TWO men currently hoping to achieve the rare feat of following through on a fairytale ending they’ve set up for themselves are Mark Cavendish and Tibaut Pinot.
The Manxman and the Frenchman are negotiating the opening stages of a Tour de France they have both declared will be their last.
It’s the race that has for good or bad defined both their careers – and a stage win for either would round things off in perfect fashion.
Cavendish is the greatest sprinter in the history of the sport and his 34 stage wins at the Tour have him level with Eddy Merckx, cycling’s most dominant, incomparable, champion.
He has battled injury and illness, both physical and mental, as well as the inevitability of advancing years.
More than a few times it has looked like too much, like the end of the road.
At 38, he would have featured on the bedroom walls of his sprint rivals in the peloton not long after they were taking the stabilisers off but he’s still here and, as he showed in the final stage of the Giro d’Italia, still capable of getting to the line ahead of the young pretenders.
While Cavendish has enjoyed countless glory days, Pinot’s career has been characterised more by what might have been.
While his record is the envy of most cyclists, when he burst into the French public consciousness at the 2010 Tour he was immediately anointed as the nation’s great cycling hope, and with that hope comes the expectation of winning the Tour de France.
Without a Tour winner since Bernard Hinault in 1985, the French public has scratched around for someone to carry their summer dreams ever since.
As the youngest rider in the Tour, Pinot won a stage and finished 10th overall, before finishing third two years later.

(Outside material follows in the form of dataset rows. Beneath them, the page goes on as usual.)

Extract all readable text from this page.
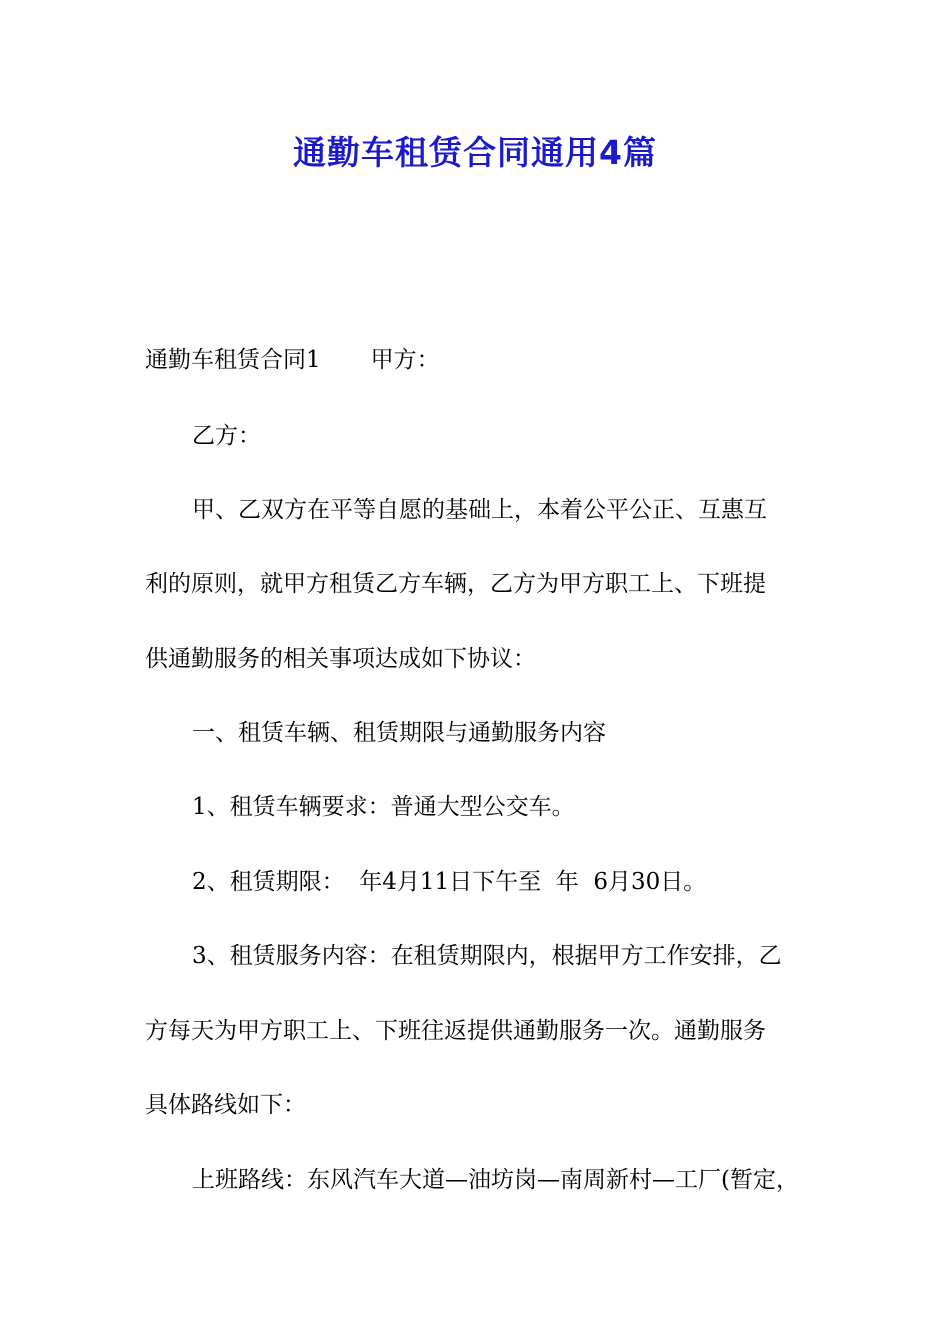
通勤车租赁合同通用4篇

通勤车租赁合同1 甲方：

乙方：

甲、乙双方在平等自愿的基础上，本着公平公正、互惠互

利的原则，就甲方租赁乙方车辆，乙方为甲方职工上、下班提

供通勤服务的相关事项达成如下协议：

一、租赁车辆、租赁期限与通勤服务内容

1、租赁车辆要求：普通大型公交车。

2、租赁期限：  年4月11日下午至  年  6月30日。

3、租赁服务内容：在租赁期限内，根据甲方工作安排，乙

方每天为甲方职工上、下班往返提供通勤服务一次。通勤服务

具体路线如下：

上班路线：东风汽车大道—油坊岗—南周新村—工厂(暂定，
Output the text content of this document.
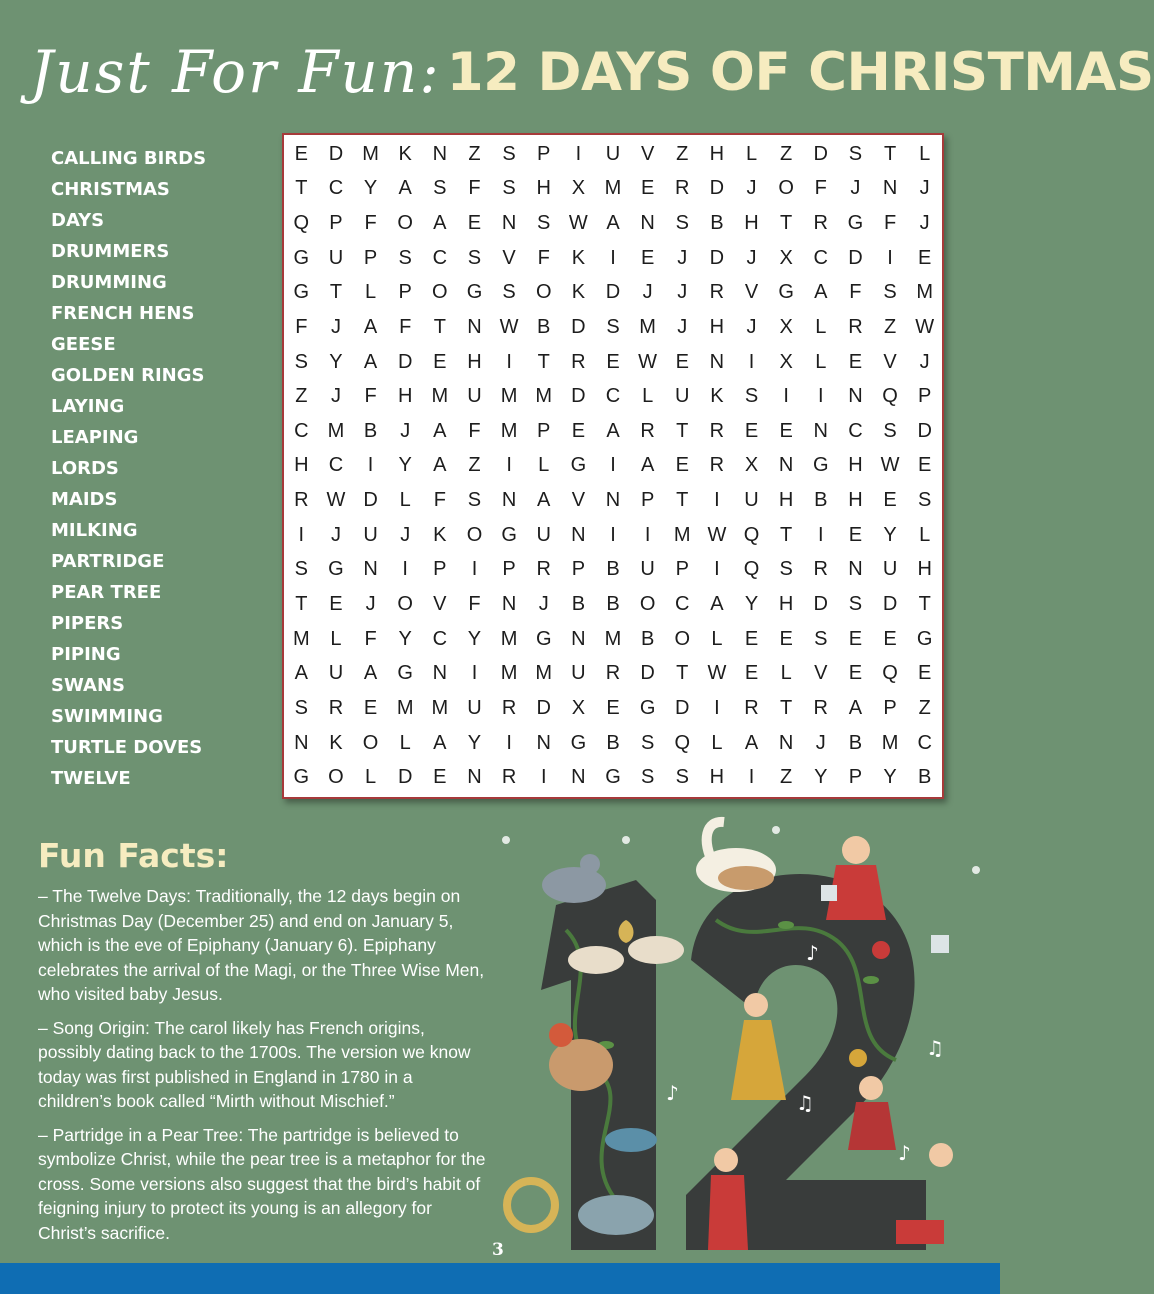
Just For Fun: 12 DAYS OF CHRISTMAS
CALLING BIRDS
CHRISTMAS
DAYS
DRUMMERS
DRUMMING
FRENCH HENS
GEESE
GOLDEN RINGS
LAYING
LEAPING
LORDS
MAIDS
MILKING
PARTRIDGE
PEAR TREE
PIPERS
PIPING
SWANS
SWIMMING
TURTLE DOVES
TWELVE
E	D M K	N	Z	S	P	I	U	V	Z	H	L	Z	D	S	T	L
T	C	Y	A	S	F	S	H	X M E	R	D	J	O	F	J	N	J
Q	P	F	O	A	E	N	S W A	N	S	B	H	T	R G	F	J
G U	P	S	C	S	V	F	K	I	E	J	D	J	X	C	D	I	E
G	T	L	P	O G	S	O	K	D	J	J	R	V	G	A	F	S M
F	J	A	F	T	N W B	D	S M	J	H	J	X	L	R	Z W
S	Y	A	D	E	H	I	T	R	E W E	N	I	X	L	E	V	J
Z	J	F	H M U M M D	C	L	U	K	S	I	I	N Q	P
C M B	J	A	F	M P	E	A	R	T	R	E	E	N	C	S	D
H	C	I	Y	A	Z	I	L	G	I	A	E	R	X	N G H W E
R W D	L	F	S	N	A	V	N	P	T	I	U	H	B	H	E	S
I	J	U	J	K	O G U	N	I	I	M W Q	T	I	E	Y	L
S	G N	I	P	I	P	R	P	B	U	P	I	Q	S	R	N	U	H
T	E	J	O	V	F	N	J	B	B	O C	A	Y	H	D	S	D	T
M	L	F	Y	C	Y M G N M B	O	L	E	E	S	E	E	G
A	U	A	G N	I	M M U	R	D	T W E	L	V	E	Q	E
S	R	E M M U	R	D	X	E	G D	I	R	T	R	A	P	Z
N	K	O	L	A	Y	I	N G	B	S	Q	L	A	N	J	B M C
G O	L	D	E	N	R	I	N G	S	S	H	I	Z	Y	P	Y	B
Fun Facts:

– The Twelve Days: Traditionally, the 12 days begin on Christmas Day (December 25) and end on January 5, which is the eve of Epiphany (January 6). Epiphany celebrates the arrival of the Magi, or the Three Wise Men, who visited baby Jesus.

– Song Origin: The carol likely has French origins, possibly dating back to the 1700s. The version we know today was first published in England in 1780 in a children’s book called “Mirth without Mischief.”

– Partridge in a Pear Tree: The partridge is believed to symbolize Christ, while the pear tree is a metaphor for the cross. Some versions also suggest that the bird’s habit of feigning injury to protect its young is an allegory for Christ’s sacrifice.

♪
♫
♪	♫
♪
3
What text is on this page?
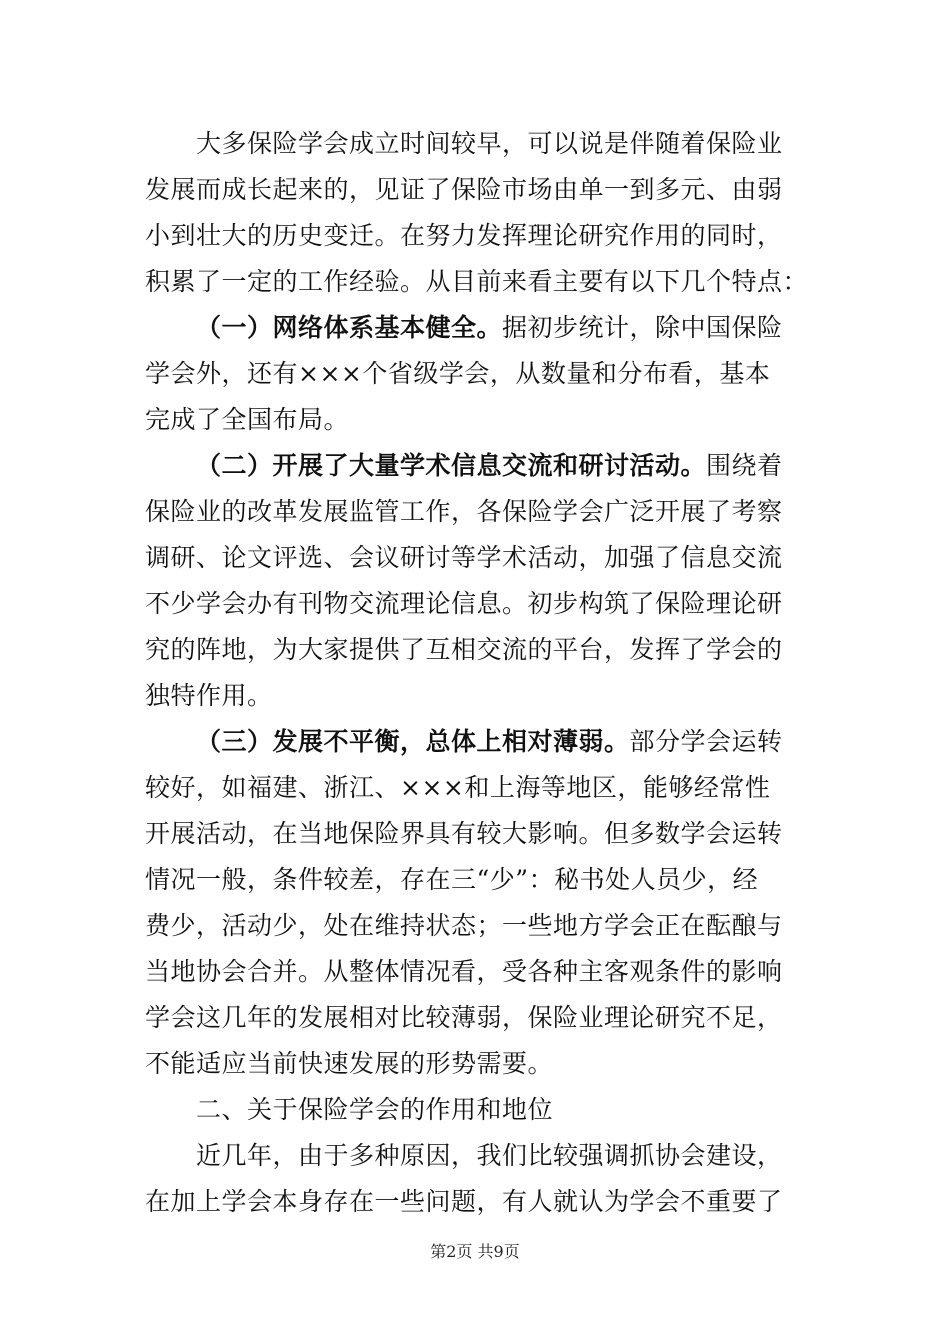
大多保险学会成立时间较早，可以说是伴随着保险业
发展而成长起来的，见证了保险市场由单一到多元、由弱
小到壮大的历史变迁。在努力发挥理论研究作用的同时，
积累了一定的工作经验。从目前来看主要有以下几个特点：
（一）网络体系基本健全。据初步统计，除中国保险
学会外，还有×××个省级学会，从数量和分布看，基本
完成了全国布局。
（二）开展了大量学术信息交流和研讨活动。围绕着
保险业的改革发展监管工作，各保险学会广泛开展了考察
调研、论文评选、会议研讨等学术活动，加强了信息交流
不少学会办有刊物交流理论信息。初步构筑了保险理论研
究的阵地，为大家提供了互相交流的平台，发挥了学会的
独特作用。
（三）发展不平衡，总体上相对薄弱。部分学会运转
较好，如福建、浙江、×××和上海等地区，能够经常性
开展活动，在当地保险界具有较大影响。但多数学会运转
情况一般，条件较差，存在三“少”：秘书处人员少，经
费少，活动少，处在维持状态；一些地方学会正在酝酿与
当地协会合并。从整体情况看，受各种主客观条件的影响
学会这几年的发展相对比较薄弱，保险业理论研究不足，
不能适应当前快速发展的形势需要。
二、关于保险学会的作用和地位
近几年，由于多种原因，我们比较强调抓协会建设，
在加上学会本身存在一些问题，有人就认为学会不重要了
第2页 共9页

Still only 24 he was primed to shoulder those French hopes again and again. But it never worked out.
Seemingly permanently beset by misfortune, Pinot didn’t finish three of his next four Tours.
In 2019 he appeared poised for victory when the freakiest of accidents – he tore a thigh muscle banging his leg in his handlebars while avoiding a crash in the peloton – saw him pull out in tears two days from the finish.
The following year he crashed on the first stage and didn’t fully recover until 18 months later.
He’s never made any secret of the fact the weight of expectation, of being the Frenchman leading the French team in the French sporting event has never sat comfortably with him.
He wasn’t even expected to ride the Tour in this his final season and appeared content to put away his bike and return to his family farm without the fanfare of one last ride in ‘La Grande Boucle’.
But here he is both supporting his team’s main overall hope David Gaudu while harbouring his own ambitions of a high finish or, more likely, a stage win that would spark the biggest celebration of the Tour.
An impressive Giro d’Italia has him, like Cavendish, dreaming of that fairytale ending.
But anyone who watches sport, or reads fairytales, knows what is just as likely.
Those stories are not all sweetness and light and strip away their Disneyfication and you’ll find that in their original forms plenty also end in gruesome, harsh and cruel ways.
But for McManus or Cavendish or Pinot – or us eagerly following their adventures – the mere chance of that fairytale is reason enough to keep going to the very end, even if in the sporting world not everyone can live happily ever after.